20. An implantable drug delivery device comprising: an implantable drug reservoir, wherein the implantable drug reservoir has a charging port for receiving a drug solution; a drug delivery lumen, wherein the drug delivery lumen has at least one release port and is configured to be implanted within an inner ear of a recipient; and an intermediate drug lumen, wherein the intermediate drug lumen extends from the implantable drug reservoir to the drug delivery lumen to form a fluidic pathway between the charging port and the at least one release port, and wherein the implantable drug delivery device is configured to be primed with drug before implantation in a recipient, and the fluidic pathway is electrically discontinuous in the absence of a conductive solution.

21. The implantable drug delivery device of claim 20, wherein the drug delivery lumen has an average inner diameter that is smaller than an average inner diameter of the intermediate drug lumen.

22. The implantable drug delivery device of any one of claims 20-21, wherein the intermediate drug lumen is integrated in an extra-cochlear lead of a cochlear implant, and wherein the drug delivery lumen is integrated in an intra-cochlear electrode array of the cochlear implant.

23. The implantable drug delivery device of any one of claims 20-22, wherein the implantable drug delivery device comprises at least one filter within the fluid pathway, and wherein the at least one filter has a maximum pore size of 0.25 micrometers.

24. The implantable drug delivery device of any one of claims 20-22, wherein the at least one release port of the drug delivery lumen comprises a filter with a maximum pore size of 0.25 micrometers.

25. The implantable drug delivery device of any one of claims 20-24, wherein the charging port of the implantable drug reservoir comprises a self-healing septum.

26. The implantable drug delivery device of any one of claims 20-25, wherein the implantable drug delivery device comprises at least two electrodes, and wherein the implantable drug delivery device is configured to measure an electrical impedance across the fluidic pathway between the charging port and the at least one release port using the at least two electrodes.

27. An implantable medical device comprising a lead with at least one stimulating electrode located toward a distal end of the lead, an insulated fluid lumen having a closed proximal end and an open distal end, and a proximal electrode within the insulated fluid lumen and located toward the closed proximal end, wherein at least a distal section of the insulated fluid lumen is encapsulated within the lead.

28. The implantable medical device of claim 27, wherein the closed proximal end of the insulated fluid lumen is closed by a septum.

29. The implantable medical device of claim 27, wherein the closed proximal end of the insulated fluid lumen comprises a drug reservoir.

30. The implantable medical device of claim 27, wherein the implantable medical device further comprises a distal electrode disposed within the distal section of the insulated fluid lumen toward the open distal end.

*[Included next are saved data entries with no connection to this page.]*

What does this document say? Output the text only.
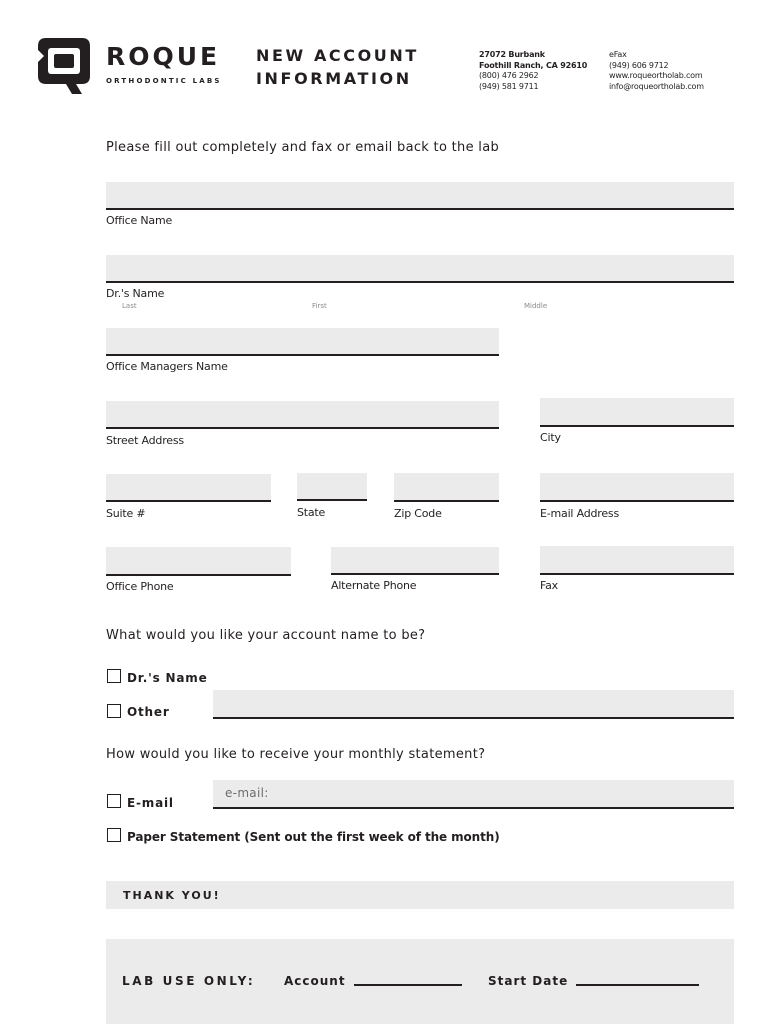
ROQUE
ORTHODONTIC LABS
NEW ACCOUNT
INFORMATION
27072 Burbank
Foothill Ranch, CA 92610
(800) 476 2962
(949) 581 9711
eFax
(949) 606 9712
www.roqueortholab.com
info@roqueortholab.com
Please fill out completely and fax or email back to the lab
Office Name
Dr.'s Name
Last	First	Middle
Office Managers Name
Street Address	City
Suite #	State	Zip Code	E-mail Address
Office Phone	Alternate Phone	Fax
What would you like your account name to be?
Dr.'s Name
Other
How would you like to receive your monthly statement?
E-mail
e-mail:
Paper Statement (Sent out the first week of the month)
THANK YOU!
LAB USE ONLY: Account	Start Date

31. The implantable medical device of claim 30, wherein the implantable medical device further comprises electronic circuitry configured to measure an impedance between the proximal electrode and the distal electrode.

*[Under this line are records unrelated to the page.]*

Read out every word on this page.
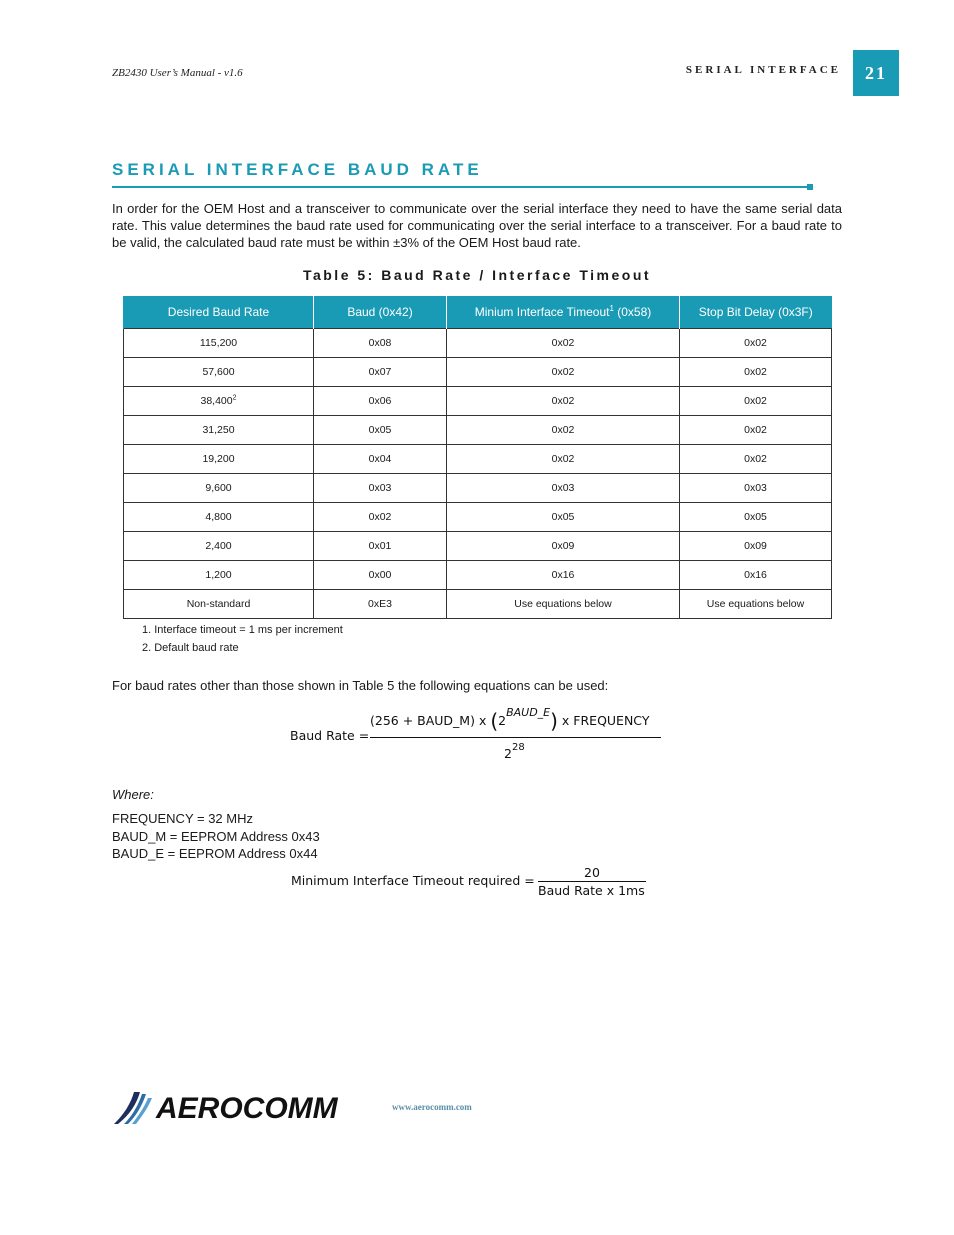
ZB2430 User’s Manual - v1.6	SERIAL INTERFACE	21
SERIAL INTERFACE BAUD RATE

In order for the OEM Host and a transceiver to communicate over the serial interface they need to have the same serial data rate. This value determines the baud rate used for communicating over the serial interface to a transceiver. For a baud rate to be valid, the calculated baud rate must be within ±3% of the OEM Host baud rate.

Table 5: Baud Rate / Interface Timeout
Desired Baud Rate	Baud (0x42)	Minium Interface Timeout$^1$ (0x58)	Stop Bit Delay (0x3F)
115,200	0x08	0x02	0x02
57,600	0x07	0x02	0x02
38,400$^2$	0x06	0x02	0x02
31,250	0x05	0x02	0x02
19,200	0x04	0x02	0x02
9,600	0x03	0x03	0x03
4,800	0x02	0x05	0x05
2,400	0x01	0x09	0x09
1,200	0x00	0x16	0x16
Non-standard	0xE3	Use equations below	Use equations below
1. Interface timeout = 1 ms per increment
2. Default baud rate
For baud rates other than those shown in Table 5 the following equations can be used:
Baud Rate =
(256 + BAUD_M) x (2BAUD_E) x FREQUENCY
$2^{28}$
Where:
FREQUENCY = 32 MHz
BAUD_M = EEPROM Address 0x43
BAUD_E = EEPROM Address 0x44
Minimum Interface Timeout required =
20
Baud Rate x 1ms
AEROCOMM	www.aerocomm.com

32. The implantable medical device of claim 30, wherein the distal electrode is part of a bacterial filter, and the bacterial filter is disposed at the open distal end of the insulated fluid lumen.

33. The implantable medical device of claim 27, wherein the open distal end of the insulated fluid lumen is located adjacent to the distal end of the lead.

34. The implantable medical device of claim 27, wherein the open distal end of the insulated fluid lumen is located distal to the distal end of the lead.